Exchange from a Sky News interview, Davos, Switzerland, January 2006, soon after Hamas had won free and fair democratic elections in the West Bank and Gaza:

James Rubin: Do you think that American diplomats should be operating the way they have in the past, working with the Palestinian government if Hamas is now in charge?

Sen. John McCain: They’re the government; sooner or later we are going to have to deal with them, one way or another, and I understand why this administration and previous administrations had such antipathy towards Hamas because of their dedication to violence and the things that they not only espouse but practice, so . . . but it’s a new reality in the Middle East. I think the lesson is people want security and a decent life and decent future, that they want democracy. Fatah was not giving them that.

As Winston Churchill famously said, “To jaw-jaw is always better than to war-war.”

Churchill, unlike George Bush, was eminently well equipped to employ the power of language. Churchill understood that negotiation is not the same as appeasement.

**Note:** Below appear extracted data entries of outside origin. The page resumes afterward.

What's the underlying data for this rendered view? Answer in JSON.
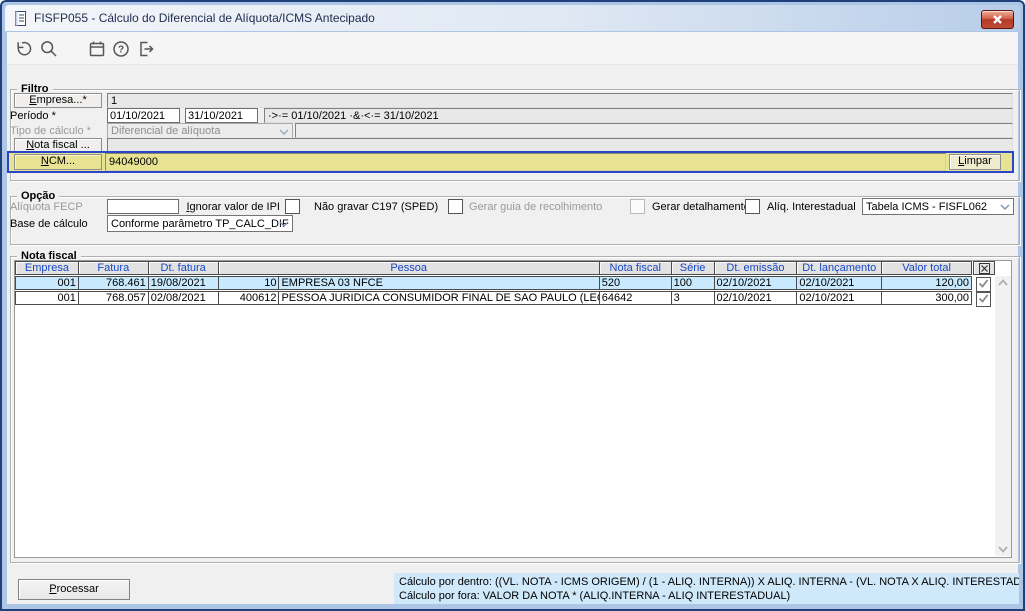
{
  "window": {
    "title": "FISFP055 - Cálculo do Diferencial de Alíquota/ICMS Antecipado"
  },
  "toolbar": {
    "icons": [
      "undo",
      "search",
      "calendar",
      "help",
      "exit"
    ]
  },
  "filtro": {
    "legend": "Filtro",
    "empresa_button": "Empresa...*",
    "empresa_value": "1",
    "periodo_label": "Período *",
    "periodo_from": "01/10/2021",
    "periodo_to": "31/10/2021",
    "periodo_display": "·>·= 01/10/2021  ·&·<·= 31/10/2021",
    "tipo_calculo_label": "Tipo de cálculo *",
    "tipo_calculo_value": "Diferencial de alíquota",
    "nota_fiscal_button": "Nota fiscal ...",
    "nota_fiscal_value": "",
    "ncm_button": "NCM...",
    "ncm_value": "94049000",
    "limpar_button": "Limpar"
  },
  "opcao": {
    "legend": "Opção",
    "aliquota_fecp_label": "Alíquota FECP",
    "aliquota_fecp_value": "",
    "ignorar_ipi_label": "Ignorar valor de IPI",
    "ignorar_ipi_checked": false,
    "nao_gravar_c197_label": "Não gravar C197 (SPED)",
    "nao_gravar_c197_checked": false,
    "gerar_guia_label": "Gerar guia de recolhimento",
    "gerar_guia_checked": false,
    "gerar_detalhamento_label": "Gerar detalhamento",
    "gerar_detalhamento_checked": false,
    "aliq_interestadual_label": "Alíq. Interestadual",
    "aliq_interestadual_value": "Tabela ICMS - FISFL062",
    "base_calculo_label": "Base de cálculo",
    "base_calculo_value": "Conforme parâmetro TP_CALC_DIF"
  },
  "nota_fiscal": {
    "legend": "Nota fiscal",
    "columns": {
      "empresa": "Empresa",
      "fatura": "Fatura",
      "dt_fatura": "Dt. fatura",
      "pessoa": "Pessoa",
      "nota_fiscal": "Nota fiscal",
      "serie": "Série",
      "dt_emissao": "Dt. emissão",
      "dt_lancamento": "Dt. lançamento",
      "valor_total": "Valor total"
    },
    "rows": [
      {
        "empresa": "001",
        "fatura": "768.461",
        "dt_fatura": "19/08/2021",
        "pessoa_codigo": "10",
        "pessoa_nome": "EMPRESA 03 NFCE",
        "nota_fiscal": "520",
        "serie": "100",
        "dt_emissao": "02/10/2021",
        "dt_lancamento": "02/10/2021",
        "valor_total": "120,00",
        "selected": true,
        "checked": true
      },
      {
        "empresa": "001",
        "fatura": "768.057",
        "dt_fatura": "02/08/2021",
        "pessoa_codigo": "400612",
        "pessoa_nome": "PESSOA JURIDICA CONSUMIDOR FINAL DE SAO PAULO (LEONA",
        "nota_fiscal": "64642",
        "serie": "3",
        "dt_emissao": "02/10/2021",
        "dt_lancamento": "02/10/2021",
        "valor_total": "300,00",
        "selected": false,
        "checked": true
      }
    ]
  },
  "footer": {
    "processar_button": "Processar",
    "formula_line1": "Cálculo por dentro: ((VL. NOTA - ICMS ORIGEM) / (1 - ALIQ. INTERNA)) X ALIQ. INTERNA - (VL. NOTA X ALIQ. INTERESTADUAL)",
    "formula_line2": "Cálculo por fora: VALOR DA NOTA * (ALIQ.INTERNA - ALIQ INTERESTADUAL)"
  },
  "colors": {
    "ncm_highlight": "#e7e392",
    "focus_border": "#2946c8",
    "selected_row": "#c8e9fe",
    "grid_header_text": "#1748c4",
    "formula_background": "#cfe9fb",
    "close_button_red": "#b23b27",
    "titlebar_gradient_end": "#b7cde9"
  }
}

If we were able to drill down into the psychological roots of the pathology of the Bush presidency, is it possible that the core fear embedded in so many of Bush’s postures is his awareness that whenever he opens his mouth he risks looking like a fool?

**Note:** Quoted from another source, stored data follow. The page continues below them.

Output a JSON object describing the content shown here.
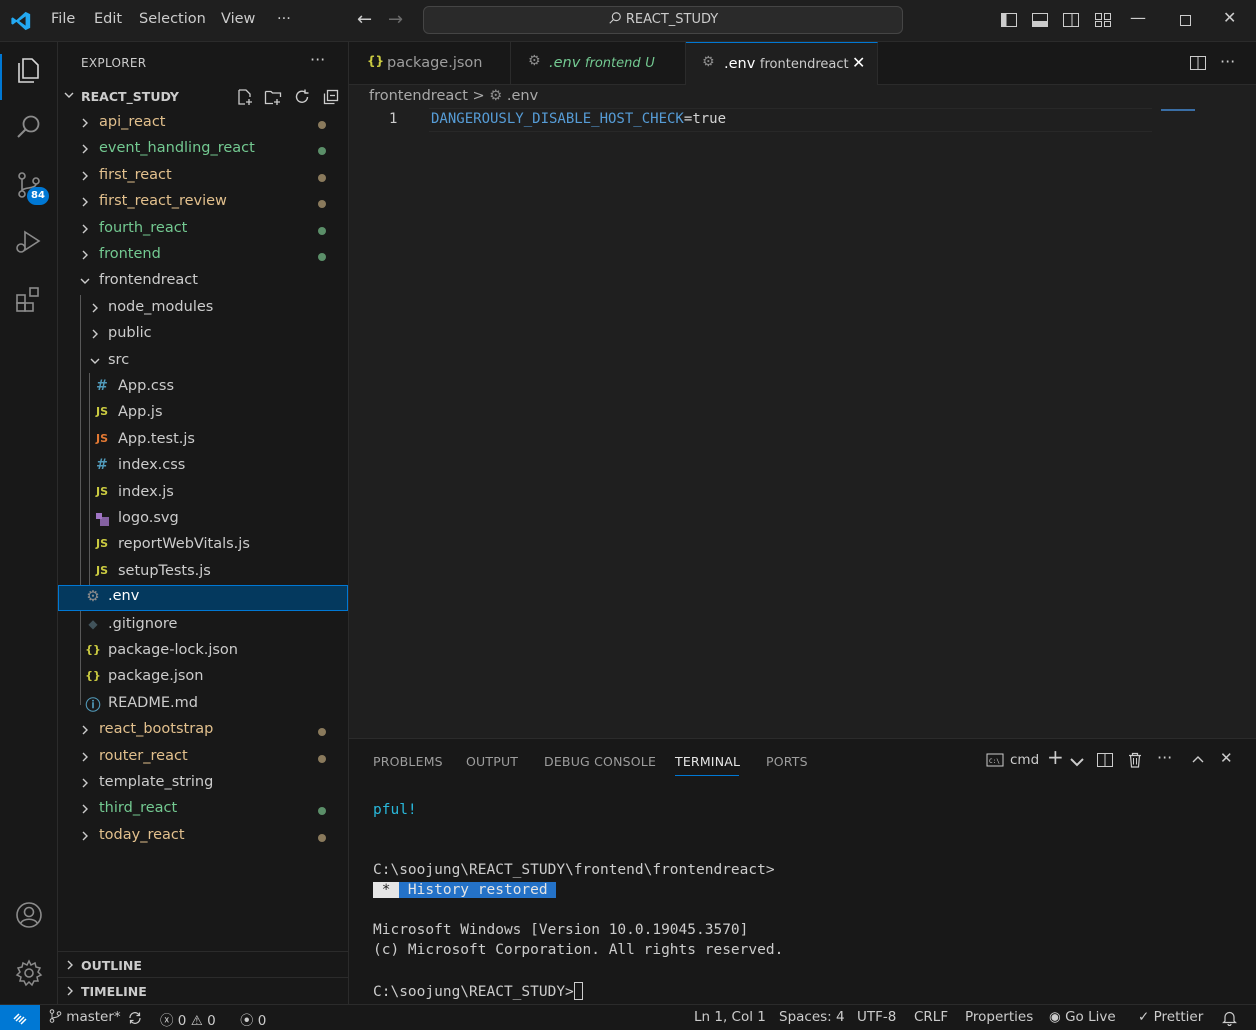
{
  "menu": {
    "file": "File",
    "edit": "Edit",
    "selection": "Selection",
    "view": "View",
    "more": "···"
  },
  "command_center": {
    "text": "REACT_STUDY",
    "icon": "search-icon"
  },
  "activity": {
    "scm_badge": "84"
  },
  "explorer": {
    "title": "EXPLORER",
    "more": "···",
    "root": "REACT_STUDY",
    "items": [
      {
        "label": "api_react",
        "color": "#e2c08d",
        "dot": "#8a7a5c"
      },
      {
        "label": "event_handling_react",
        "color": "#73c991",
        "dot": "#5b8f69"
      },
      {
        "label": "first_react",
        "color": "#e2c08d",
        "dot": "#8a7a5c"
      },
      {
        "label": "first_react_review",
        "color": "#e2c08d",
        "dot": "#8a7a5c"
      },
      {
        "label": "fourth_react",
        "color": "#73c991",
        "dot": "#5b8f69"
      },
      {
        "label": "frontend",
        "color": "#73c991",
        "dot": "#5b8f69"
      },
      {
        "label": "frontendreact",
        "color": "#cccccc"
      },
      {
        "label": "node_modules",
        "color": "#cccccc"
      },
      {
        "label": "public",
        "color": "#cccccc"
      },
      {
        "label": "src",
        "color": "#cccccc"
      },
      {
        "label": "App.css",
        "icon": "#",
        "icon_color": "#519aba"
      },
      {
        "label": "App.js",
        "icon": "JS",
        "icon_color": "#cbcb41"
      },
      {
        "label": "App.test.js",
        "icon": "JS",
        "icon_color": "#e37933"
      },
      {
        "label": "index.css",
        "icon": "#",
        "icon_color": "#519aba"
      },
      {
        "label": "index.js",
        "icon": "JS",
        "icon_color": "#cbcb41"
      },
      {
        "label": "logo.svg",
        "icon": "svg",
        "icon_color": "#a074c4"
      },
      {
        "label": "reportWebVitals.js",
        "icon": "JS",
        "icon_color": "#cbcb41"
      },
      {
        "label": "setupTests.js",
        "icon": "JS",
        "icon_color": "#cbcb41"
      },
      {
        "label": ".env",
        "icon": "⚙",
        "icon_color": "#8c8c8c"
      },
      {
        "label": ".gitignore",
        "icon": "◆",
        "icon_color": "#41535b"
      },
      {
        "label": "package-lock.json",
        "icon": "{}",
        "icon_color": "#cbcb41"
      },
      {
        "label": "package.json",
        "icon": "{}",
        "icon_color": "#cbcb41"
      },
      {
        "label": "README.md",
        "icon": "ⓘ",
        "icon_color": "#519aba"
      },
      {
        "label": "react_bootstrap",
        "color": "#e2c08d",
        "dot": "#8a7a5c"
      },
      {
        "label": "router_react",
        "color": "#e2c08d",
        "dot": "#8a7a5c"
      },
      {
        "label": "template_string",
        "color": "#cccccc"
      },
      {
        "label": "third_react",
        "color": "#73c991",
        "dot": "#5b8f69"
      },
      {
        "label": "today_react",
        "color": "#e2c08d",
        "dot": "#8a7a5c"
      }
    ],
    "outline": "OUTLINE",
    "timeline": "TIMELINE"
  },
  "tabs": [
    {
      "icon": "{}",
      "label": "package.json"
    },
    {
      "icon": "⚙",
      "label": ".env",
      "desc": "frontend",
      "status": "U"
    },
    {
      "icon": "⚙",
      "label": ".env",
      "desc": "frontendreact",
      "close": "✕"
    }
  ],
  "breadcrumb": {
    "folder": "frontendreact",
    "sep": ">",
    "file": ".env"
  },
  "editor": {
    "line_number": "1",
    "key": "DANGEROUSLY_DISABLE_HOST_CHECK",
    "eq": "=",
    "value": "true"
  },
  "panel": {
    "tabs": [
      "PROBLEMS",
      "OUTPUT",
      "DEBUG CONSOLE",
      "TERMINAL",
      "PORTS"
    ],
    "shell": "cmd",
    "terminal": {
      "line1": "pful!",
      "line2": "C:\\soojung\\REACT_STUDY\\frontend\\frontendreact>",
      "restored_star": " * ",
      "restored_text": " History restored ",
      "line4": "Microsoft Windows [Version 10.0.19045.3570]",
      "line5": "(c) Microsoft Corporation. All rights reserved.",
      "prompt": "C:\\soojung\\REACT_STUDY>"
    }
  },
  "status": {
    "branch": "master*",
    "errors": "0",
    "warnings": "0",
    "ports": "0",
    "position": "Ln 1, Col 1",
    "spaces": "Spaces: 4",
    "encoding": "UTF-8",
    "eol": "CRLF",
    "language": "Properties",
    "golive": "Go Live",
    "prettier": "Prettier"
  }
}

It would hardly be surprising that a president who is so intimidated by words would have a strong preference for violence.

But that’s his failing – it doesn’t have to be everyone else’s.

In 2006 John McCain — perhaps slightly intoxicated by the rarefied atmosphere of Davos — uttered a heretical yet utterly common sense view. In free and fair elections, the Palestinian people had expressed their democratic will. They had chosen Hamas. “Sooner or later we are going to have to deal with them,” McCain said.

The proponents of democracy – and this of course included the Bush administration which in the face of Fatah’s objections had called for Hamas’ inclusion in the election – faced a challenge: they could honor the democratic process and find out whether Hamas was ready to live up to the challenge of governing, or, they could perpetuate a political narrative that precluded the very possibility of a Hamas government.

By choosing to do the latter, Bush sent a clear message across the Middle East: In the eyes of America, terrorism matters more than democracy.

Naturally, under George Bush’s watch, terrorism has flourished much more than democracy.

If an American president isn’t willing and capable of negotiating with adversaries, he or she isn’t fit for office. Bush would have us believe that he has taken a bold stand on principle. In truth he has merely tried to conceal his incompetence.